Bütün iyi erkekler kapılmış!
Birisi yabancı, diğeri uzun süredir yurtdışında yaşayan iki hanım arkadaşımla geçen gün yemek yedim. Yediğim içtiğim benim olsun, ben size neler konuştuğumuzdan bahsedeyim.
İki kadınla oturup dedikodu yapınca konu ister istemez malum kadın-erkek meselelerine geliyor. Hele iki âşık kadınla sevgililerini çekiştirmeye başladığınız zaman… Ne de olsa “konunun uzmanı” diye adım dokuza çıkmış, bir daha sekize inmiyor!
Öyle görünüyor ki şu anda bekâr olan kadınlar için en önemli problem “bütün iyi erkeklerin kapılmış olması” durumu.
Onlara “komşunun tavuğu” tekerlemesinden söz ettim ama belli ki başka her şey gibi erkekler de “dışarıdan daha iyi görünüyorlar”… “İçerideki erkeğin” kimleri yaktığı konusu hiç dikkate alınmıyor.
Mükemmellik Tanrı’ya özgü
Her evdeki iyi erkeklerin her evdeki iyi kadınlar açısından kötü yönleri vardır. Mutlak mükemmellik sadece Tanrı’ya özgüdür. Burada olsa olsa “kapılmış” erkeklerin dışarıdaki kadınlara iyi rol kesmesinden söz edebiliriz.
Yoksa eminim ki onlar da eşlerini ihmal ediyorlar, uzun süredir eve bir demet çiçekle gelmiyorlar, televizyonun karşısında uyukluyorlar, maç seyrederken “önümden geçme” diye söyleniyorlar, hiçbiri gün ortasında ansızın arayıp eşlerine “seni seviyorum biliyorsun değil mi?” demiyor vs…
Evlilik öyle bir kurum haline dönüşüyor ki “iyi bir kadınla iyi bir erkeği” bile ancak “dışardan iyi görünür” hale getiriyor.
Kadınlar ne ister?
Bu söylediklerime bakıp onlara bulduklarının kıymetini bilmelerini önerdiğimi düşünmeyin tabii. Bu sonuç olarak onların bileceği bir şey ve bir “aşk doktorunun” böyle tavsiyelerde bulunması zaten eşyanın tabiatına da aykırı..
Bunun yerine onlara geçenlerde yazdığım “iyi erkeklerin nesli tükendi mi?” tartışmasından söz ettim ve “ne aradıklarını” sormayı tercih ettim.

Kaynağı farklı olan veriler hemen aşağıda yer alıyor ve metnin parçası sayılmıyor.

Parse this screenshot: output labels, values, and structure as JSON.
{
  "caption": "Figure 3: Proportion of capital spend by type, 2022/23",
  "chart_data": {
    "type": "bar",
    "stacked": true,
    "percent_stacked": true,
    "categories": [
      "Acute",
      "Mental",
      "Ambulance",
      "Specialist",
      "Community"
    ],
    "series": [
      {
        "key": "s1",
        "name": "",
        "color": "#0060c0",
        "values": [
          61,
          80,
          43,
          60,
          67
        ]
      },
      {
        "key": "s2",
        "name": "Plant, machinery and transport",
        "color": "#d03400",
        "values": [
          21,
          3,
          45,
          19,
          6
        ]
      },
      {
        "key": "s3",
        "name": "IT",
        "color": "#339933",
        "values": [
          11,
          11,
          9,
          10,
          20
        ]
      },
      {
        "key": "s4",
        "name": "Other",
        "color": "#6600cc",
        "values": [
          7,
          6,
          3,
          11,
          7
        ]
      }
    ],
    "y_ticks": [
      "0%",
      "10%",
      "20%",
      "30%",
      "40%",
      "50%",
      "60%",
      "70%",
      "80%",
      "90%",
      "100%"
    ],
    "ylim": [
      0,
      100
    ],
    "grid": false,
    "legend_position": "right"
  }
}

Sarışın ve yabancı olanı “çok şey değil” diye yanıtladı. “Beni düşündüğünü hissedeyim, yeter” dedi. Bunu derken günde üç kere aranıp, nasılsın diye sorulmasını kastetmiyordu. Hiç beklenmeyen saatlerde, hiç beklenmedik bir anda araması, bir iki güzel söz söylemesi yeterliydi.
Esmer ve Türk olanı ise konuşabilmekten yanaydı. Her şeyi konuşabilmek…
İkisini de en çok iğrendiren durum, birlikte oldukları erkeklerin başka kadınları gördükleri zaman takındıkları “eforik” tavırlardı. Yani yabancı kadının “içine düşmek”, orasını burasını çeşitli bahanelerle çekiştirmek gibi… Yılışıklığın hele başka kadınların da bulunduğu ortamlarda hiç tasvip görmediğini anladım.
Acı ama gerçek…
Bütün bunları konuşurken elbette ortak tanıdığımız “üçüncü şahısların” da kulaklarını bol bol çınlattık.
Özellikle evli erkeklerle ilişkiye girme hatasına düşen kadınları bekleyen tehlikelerden söz ettik. Daha önce düşünmediğim bir tespitle karşılaştım. “Âşık kadının, sevgilisinin karısını hiçbir zaman sevgilisinin gözüyle göremeyeceğini, kendi bakışıyla onu değerlendireceğini ve nasıl olup da ‘o iyi adamın o kötü kadını’ bırakmadığını anlayamayacağını” böylece öğrendim.
İki eski ve iyi arkadaşımla oturup biraz da kafaları çekince konu benim “ne kadar mükemmel bir erkek ve iyi baba olduğum”a geldi, kaçınılmaz olarak.. Hakkımdaki bu yanlış fikre nasıl ulaştıklarını anlayamadım ama gerçeği, sadece acı gerçeği onlar da öğrensinler diye eşimin telefonunu verdim ikisine de…
Dinleyeceklerinden sonra bana bir daha selam verirler mi, inanın bilmiyorum.